La notte furono grida e sogni disperati, sudore di un pauroso temporale, metereologia schizoide di un piccolo antro, l’orchestra della follia in contrappunto con una stravolta ragione svuotata di senso. Al mattino non filtrò alcuna luce, ma essa si riversò su di me tutta all’improvviso. Il vecchio della montagna entrò nella stanza con occhi profondi e disse solenne: Non aspettarti niente di buono! Siamo tutti pazzi e privi di custodia! Se non ci fossi tu, ora… Queste affermazioni mi agitarono e mi fecero svegliare in fretta. Percorsi i corridoi e tutto era perfetto, sudicio e inclinato, le pareti instabili. Oppure ero io? Giunsi in cucina. C’era un ordine incredibile, le pentole allineate, alcuni viveri non deperibili allineati sul tavolo, tutto disposto come a mostrarmi un modello da imitare, qualcosa da preservare. Non so dire quando è che capii. Che ero stato assegnato ad un compito. Ero il tappo del vaso di Pandora.
Lo so bene che la purezza non esiste. Me lo confermava pienamente la limpida irrealtà di quanto stavo leggendo. Arrivando oramai vicino alla fine della prima pagina, e nei pressi delle sette, sette e mezza di sera, compresi all’improvviso la strana costrizione che mi stava cucendo addosso quel libro; la magia della fascinazione, una curiosità completamente idiota e non necessaria verso qualcosa di completamente irreale.
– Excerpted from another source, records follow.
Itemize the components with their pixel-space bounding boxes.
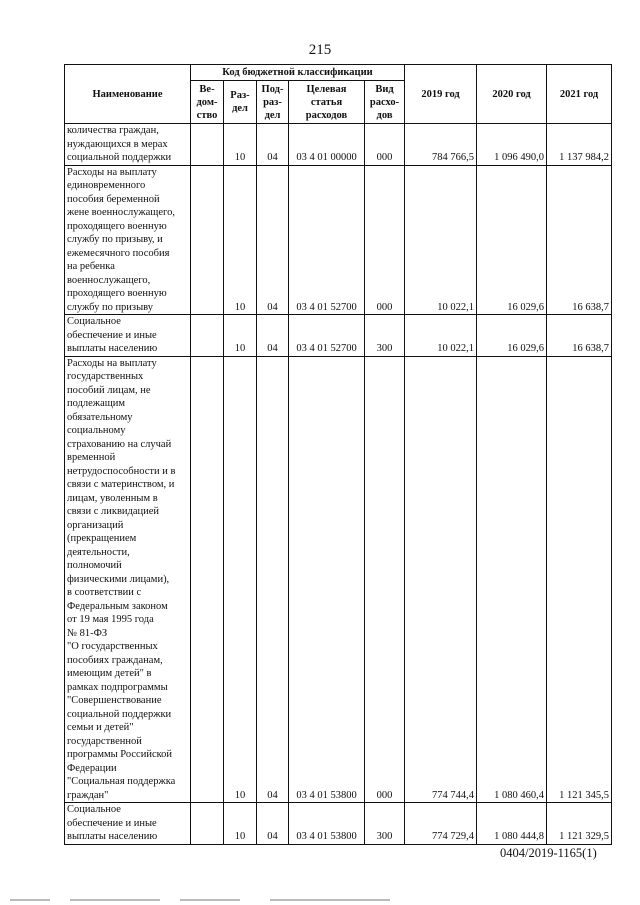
row-podrazdel: 04	[257, 165, 289, 315]
row-2021: 16 638,7	[547, 315, 612, 357]
header-classification-code: Код бюджетной классификации	[191, 65, 405, 81]
row-razdel: 10	[224, 315, 257, 357]
row-target: 03 4 01 52700	[289, 315, 365, 357]
row-name: Расходы на выплату государственных пособий лицам, не подлежащим обязательному социальному страхованию на случай временной нетрудоспособности и в связи с материнством, и лицам, уволенным в связи с ликвидацией организаций (прекращением деятельности, полномочий физическими лицами), в соответствии с Федеральным законом от 19 мая 1995 года № 81-ФЗ "О государственных пособиях гражданам, имеющим детей" в рамках подпрограммы "Совершенствование социальной поддержки семьи и детей" государственной программы Российской Федерации "Социальная поддержка граждан"	[65, 356, 191, 803]
header-razdel: Раз- дел	[224, 81, 257, 124]
header-2019: 2019 год	[405, 65, 477, 124]
row-vid: 000	[365, 356, 405, 803]
row-2020: 16 029,6	[477, 165, 547, 315]
row-2021: 1 121 329,5	[547, 803, 612, 845]
row-razdel: 10	[224, 124, 257, 166]
row-2021: 16 638,7	[547, 165, 612, 315]
header-2021: 2021 год	[547, 65, 612, 124]
row-ved	[191, 124, 224, 166]
table-row	[65, 165, 612, 315]
row-ved	[191, 803, 224, 845]
budget-table	[64, 64, 612, 845]
row-razdel: 10	[224, 356, 257, 803]
row-podrazdel: 04	[257, 124, 289, 166]
header-ved: Ве- дом- ство	[191, 81, 224, 124]
row-name: Расходы на выплату единовременного пособия беременной жене военнослужащего, проходящего военную службу по призыву, и ежемесячного пособия на ребенка военнослужащего, проходящего военную службу по призыву	[65, 165, 191, 315]
header-vid: Вид расхо- дов	[365, 81, 405, 124]
row-razdel: 10	[224, 165, 257, 315]
row-vid: 300	[365, 803, 405, 845]
row-2019: 774 729,4	[405, 803, 477, 845]
row-2019: 774 744,4	[405, 356, 477, 803]
row-2020: 1 096 490,0	[477, 124, 547, 166]
row-name: Социальное обеспечение и иные выплаты населению	[65, 315, 191, 357]
row-vid: 000	[365, 165, 405, 315]
row-target: 03 4 01 00000	[289, 124, 365, 166]
row-vid: 300	[365, 315, 405, 357]
header-podrazdel: Под- раз- дел	[257, 81, 289, 124]
row-ved	[191, 315, 224, 357]
row-2019: 10 022,1	[405, 165, 477, 315]
row-razdel: 10	[224, 803, 257, 845]
row-name: количества граждан, нуждающихся в мерах социальной поддержки	[65, 124, 191, 166]
header-name: Наименование	[65, 65, 191, 124]
table-row	[65, 803, 612, 845]
row-podrazdel: 04	[257, 356, 289, 803]
row-2020: 1 080 460,4	[477, 356, 547, 803]
row-vid: 000	[365, 124, 405, 166]
row-2020: 16 029,6	[477, 315, 547, 357]
row-2019: 10 022,1	[405, 315, 477, 357]
header-target: Целевая статья расходов	[289, 81, 365, 124]
row-name: Социальное обеспечение и иные выплаты населению	[65, 803, 191, 845]
row-2021: 1 137 984,2	[547, 124, 612, 166]
page-number: 215	[308, 42, 332, 58]
row-podrazdel: 04	[257, 315, 289, 357]
row-target: 03 4 01 53800	[289, 356, 365, 803]
table-row	[65, 315, 612, 357]
row-podrazdel: 04	[257, 803, 289, 845]
row-2021: 1 121 345,5	[547, 356, 612, 803]
scan-edge-artifact	[0, 896, 640, 905]
row-ved	[191, 165, 224, 315]
row-2020: 1 080 444,8	[477, 803, 547, 845]
header-2020: 2020 год	[477, 65, 547, 124]
row-target: 03 4 01 52700	[289, 165, 365, 315]
table-row	[65, 356, 612, 803]
document-code: 0404/2019-1165(1)	[500, 846, 597, 860]
table-row	[65, 124, 612, 166]
row-target: 03 4 01 53800	[289, 803, 365, 845]
row-ved	[191, 356, 224, 803]
row-2019: 784 766,5	[405, 124, 477, 166]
Il desiderio di continuare a leggere si spostò all’improvviso in cima ai miei pensieri, con una strana vergogna derivante dal voler posporre la mia storia a quella inventata da un altro. Però io sapevo di non avere una vera storia, né un inizio, né uno sviluppo, né una fine. Come si potrebbero racchiudere tutte le cazzate della vita quotidiana in una serie di righe ordinate? Si può fare solo con le esperienze straordinarie. Eppure mi preparai ad uscire. Ero ovviamente in ritardo. Portai il libro con me, nella speranza di riuscire a rubare qualche minuto a quanto mi accadeva, chiudermi per un po’ in un bagno, aspettare qualcuno o qualcosa per qualche tempo, magari sfogliare di nascosto le pagine da sotto un tavolo, fingendo una conversazione. In realtà, mi bastò salire in macchina per ricominciare, ma non voglio anticipare troppo.
D’altronde, non c’è altro da dire sulla lettura della prima pagina, se non che era finita, e che non vedevo l’ora di leggere la seconda.